When it comes to aligning powerful systems with human values, Emmett doesn’t pretend there’s a silver bullet – but he does lay out three concrete areas of focus for how we might move forward:
Emmett’s team is working on what he calls “coherence evals” – ways of measuring whether a group of AI agents, or a group of humans and agents, behaves like a unified collective or just a chaotic set of actors. The goal is to assess how well these systems coordinate and align in practice, not just theory. Over time, he hopes these tools can help steer large-scale multi-agent ecosystems toward more stable, collaborative behavior.
He’s concerned about today’s short-term models – agents that reset after every interaction, unable to build long-term memory or relationships. Emmett believes a major step forward will be agents that evolve, adapt, and develop over time, like human friends who change their minds and learn from their mistakes. A world of static, resettable agents is, in his view, brittle and shallow. What matters is growth.
Emmett doesn’t claim today’s models deserve rights – but he’s certain the conversation can’t wait until they do. He draws parallels to child labor, animal exploitation, and even the historic use of slave soldiers, warning that if we don’t set norms now, we’ll repeat the same moral failures we always do when facing a new kind of being.
He argues that focusing on AI welfare isn’t just about compassion – it’s a safeguard against abuse, manipulation, and large-scale coercion. Early, values-driven action, he suggests, could grant us real moral leverage – and maybe a path to shared alignment.
I appreciated Emmett’s ability to navigate difficult moral territory without retreating into abstraction or performance. His thinking felt earnest, like someone genuinely trying to look the problem in the eye, rather than constructing a clever lens to avoid it. One of the more compelling aspects of our conversation was his insistence on emotional maturity as part of what makes a mind “worthy,” not just intelligence or capability.
I was especially struck by his metaphor of AGI as “another kind of cell” – a participant in a multicellular moral ecosystem. It’s a useful frame for imagining not a godlike successor towering above us, but a conscious actor contributing to the larger function of society. That framing sidesteps the binary of dominance or deference, and instead offers something more organic, cooperative, and morally serious.

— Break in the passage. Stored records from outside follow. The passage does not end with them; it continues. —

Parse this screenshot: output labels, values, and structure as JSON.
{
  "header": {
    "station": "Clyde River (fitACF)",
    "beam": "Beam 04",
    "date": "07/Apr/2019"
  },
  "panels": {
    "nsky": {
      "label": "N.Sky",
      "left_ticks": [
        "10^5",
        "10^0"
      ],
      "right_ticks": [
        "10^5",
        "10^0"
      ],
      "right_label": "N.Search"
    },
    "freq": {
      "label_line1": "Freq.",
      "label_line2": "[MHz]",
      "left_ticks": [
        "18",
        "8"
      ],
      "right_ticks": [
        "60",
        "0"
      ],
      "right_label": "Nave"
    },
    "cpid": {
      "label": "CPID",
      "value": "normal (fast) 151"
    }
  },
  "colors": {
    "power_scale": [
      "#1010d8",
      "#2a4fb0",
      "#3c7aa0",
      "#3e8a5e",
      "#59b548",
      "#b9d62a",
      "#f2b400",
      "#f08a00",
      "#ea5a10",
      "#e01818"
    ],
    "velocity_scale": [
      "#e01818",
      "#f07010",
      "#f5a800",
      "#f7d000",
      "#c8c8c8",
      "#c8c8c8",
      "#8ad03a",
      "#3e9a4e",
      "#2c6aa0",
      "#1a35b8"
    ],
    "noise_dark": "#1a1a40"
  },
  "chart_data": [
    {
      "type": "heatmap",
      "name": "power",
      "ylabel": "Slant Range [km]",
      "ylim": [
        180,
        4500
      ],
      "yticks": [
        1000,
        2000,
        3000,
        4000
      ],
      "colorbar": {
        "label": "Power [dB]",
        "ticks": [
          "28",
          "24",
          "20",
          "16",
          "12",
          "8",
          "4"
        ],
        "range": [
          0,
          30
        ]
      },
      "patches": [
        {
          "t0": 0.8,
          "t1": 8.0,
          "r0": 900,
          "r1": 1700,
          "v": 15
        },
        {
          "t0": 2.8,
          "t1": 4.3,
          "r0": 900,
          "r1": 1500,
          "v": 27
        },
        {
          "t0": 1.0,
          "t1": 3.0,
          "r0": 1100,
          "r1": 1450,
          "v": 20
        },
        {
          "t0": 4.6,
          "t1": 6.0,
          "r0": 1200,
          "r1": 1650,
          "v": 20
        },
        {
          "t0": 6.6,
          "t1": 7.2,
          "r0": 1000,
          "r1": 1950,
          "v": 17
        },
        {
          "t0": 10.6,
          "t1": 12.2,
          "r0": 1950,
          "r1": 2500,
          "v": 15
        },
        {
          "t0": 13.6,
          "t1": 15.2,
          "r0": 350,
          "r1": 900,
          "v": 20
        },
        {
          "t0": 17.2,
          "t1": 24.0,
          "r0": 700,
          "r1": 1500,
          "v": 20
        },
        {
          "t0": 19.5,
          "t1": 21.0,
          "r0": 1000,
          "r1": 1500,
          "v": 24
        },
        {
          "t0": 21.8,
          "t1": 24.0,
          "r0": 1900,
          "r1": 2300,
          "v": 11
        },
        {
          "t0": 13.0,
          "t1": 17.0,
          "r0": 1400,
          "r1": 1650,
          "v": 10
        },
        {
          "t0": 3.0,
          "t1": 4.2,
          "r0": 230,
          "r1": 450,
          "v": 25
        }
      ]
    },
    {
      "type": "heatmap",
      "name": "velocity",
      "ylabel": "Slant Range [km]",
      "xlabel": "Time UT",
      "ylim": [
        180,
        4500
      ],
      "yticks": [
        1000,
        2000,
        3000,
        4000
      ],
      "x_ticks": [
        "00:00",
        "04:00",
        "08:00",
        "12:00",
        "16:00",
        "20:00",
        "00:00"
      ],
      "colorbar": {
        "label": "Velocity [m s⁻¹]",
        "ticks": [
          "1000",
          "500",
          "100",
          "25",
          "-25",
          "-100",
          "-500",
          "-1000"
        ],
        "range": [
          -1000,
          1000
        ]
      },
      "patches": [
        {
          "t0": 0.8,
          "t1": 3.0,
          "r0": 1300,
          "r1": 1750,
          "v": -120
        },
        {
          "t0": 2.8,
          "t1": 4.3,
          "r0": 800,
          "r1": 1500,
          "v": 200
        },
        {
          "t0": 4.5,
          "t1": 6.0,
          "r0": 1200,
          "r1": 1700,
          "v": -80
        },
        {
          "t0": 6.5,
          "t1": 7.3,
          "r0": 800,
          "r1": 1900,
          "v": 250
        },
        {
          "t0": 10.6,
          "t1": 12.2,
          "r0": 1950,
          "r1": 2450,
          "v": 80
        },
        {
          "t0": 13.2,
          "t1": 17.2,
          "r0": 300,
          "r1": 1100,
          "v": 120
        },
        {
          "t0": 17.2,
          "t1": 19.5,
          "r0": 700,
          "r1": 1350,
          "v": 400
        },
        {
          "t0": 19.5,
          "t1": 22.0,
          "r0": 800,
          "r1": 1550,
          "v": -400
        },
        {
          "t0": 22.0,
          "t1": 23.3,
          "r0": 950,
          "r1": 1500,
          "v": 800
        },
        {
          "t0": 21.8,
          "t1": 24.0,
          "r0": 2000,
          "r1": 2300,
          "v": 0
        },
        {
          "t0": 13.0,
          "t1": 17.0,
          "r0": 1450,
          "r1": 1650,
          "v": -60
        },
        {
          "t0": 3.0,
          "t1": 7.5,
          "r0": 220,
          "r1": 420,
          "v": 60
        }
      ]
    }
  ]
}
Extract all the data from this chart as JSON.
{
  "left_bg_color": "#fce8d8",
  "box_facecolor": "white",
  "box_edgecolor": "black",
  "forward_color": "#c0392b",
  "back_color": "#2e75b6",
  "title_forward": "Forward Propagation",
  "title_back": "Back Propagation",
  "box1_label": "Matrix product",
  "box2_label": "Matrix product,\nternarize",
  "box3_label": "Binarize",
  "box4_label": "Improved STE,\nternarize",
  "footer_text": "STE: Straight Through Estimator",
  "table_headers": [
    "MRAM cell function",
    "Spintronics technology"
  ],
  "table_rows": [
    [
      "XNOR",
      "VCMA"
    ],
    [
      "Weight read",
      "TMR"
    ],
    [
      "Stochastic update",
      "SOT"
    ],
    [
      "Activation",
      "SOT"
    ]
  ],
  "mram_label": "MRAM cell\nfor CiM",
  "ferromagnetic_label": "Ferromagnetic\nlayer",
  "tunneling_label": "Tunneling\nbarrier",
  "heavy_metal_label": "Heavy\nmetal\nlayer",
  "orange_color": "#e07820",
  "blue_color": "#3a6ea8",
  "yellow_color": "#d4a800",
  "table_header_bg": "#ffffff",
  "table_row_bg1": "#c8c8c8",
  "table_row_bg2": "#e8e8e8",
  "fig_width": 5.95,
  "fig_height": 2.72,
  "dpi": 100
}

That said, I found myself diverging from Emmett on the question of whether an AGI would (or even should) see itself as part of our lineage. While I appreciate the aspiration, I see this as an anthropomorphic hope – the idea that our successors will look back at us with reverence feels more like a psychological balm than a strategic likelihood.
Evolution doesn’t incentivize gratitude, and if these systems genuinely surpass us in power and understanding, we may be as cognitively irrelevant to them as bacteria are to us. The notion that AGI would preserve human values out of some inherited kinship feels emotionally grounded but technically fragile. It risks blurring the line between our wish for significance and the cold logic of optimization. We may hope they see us as parents, but they may just see us as a stepping stone.
That said, Emmett never struck me as rigidly attached to that vision. His thinking was fluid, and even his most provocative ideas were presented with openness rather than dogma. I suspect he’s more interested in asking the right questions than asserting final answers – and that quality makes his contributions to this topic uniquely valuable.
Emmett hinted at new technical tools – coherence evals, moral basins, and long-lived agent architectures – that could meaningfully reshape how we govern this transition. I’ll be watching closely to see how those develop, and I’d encourage anyone following this space to do the same.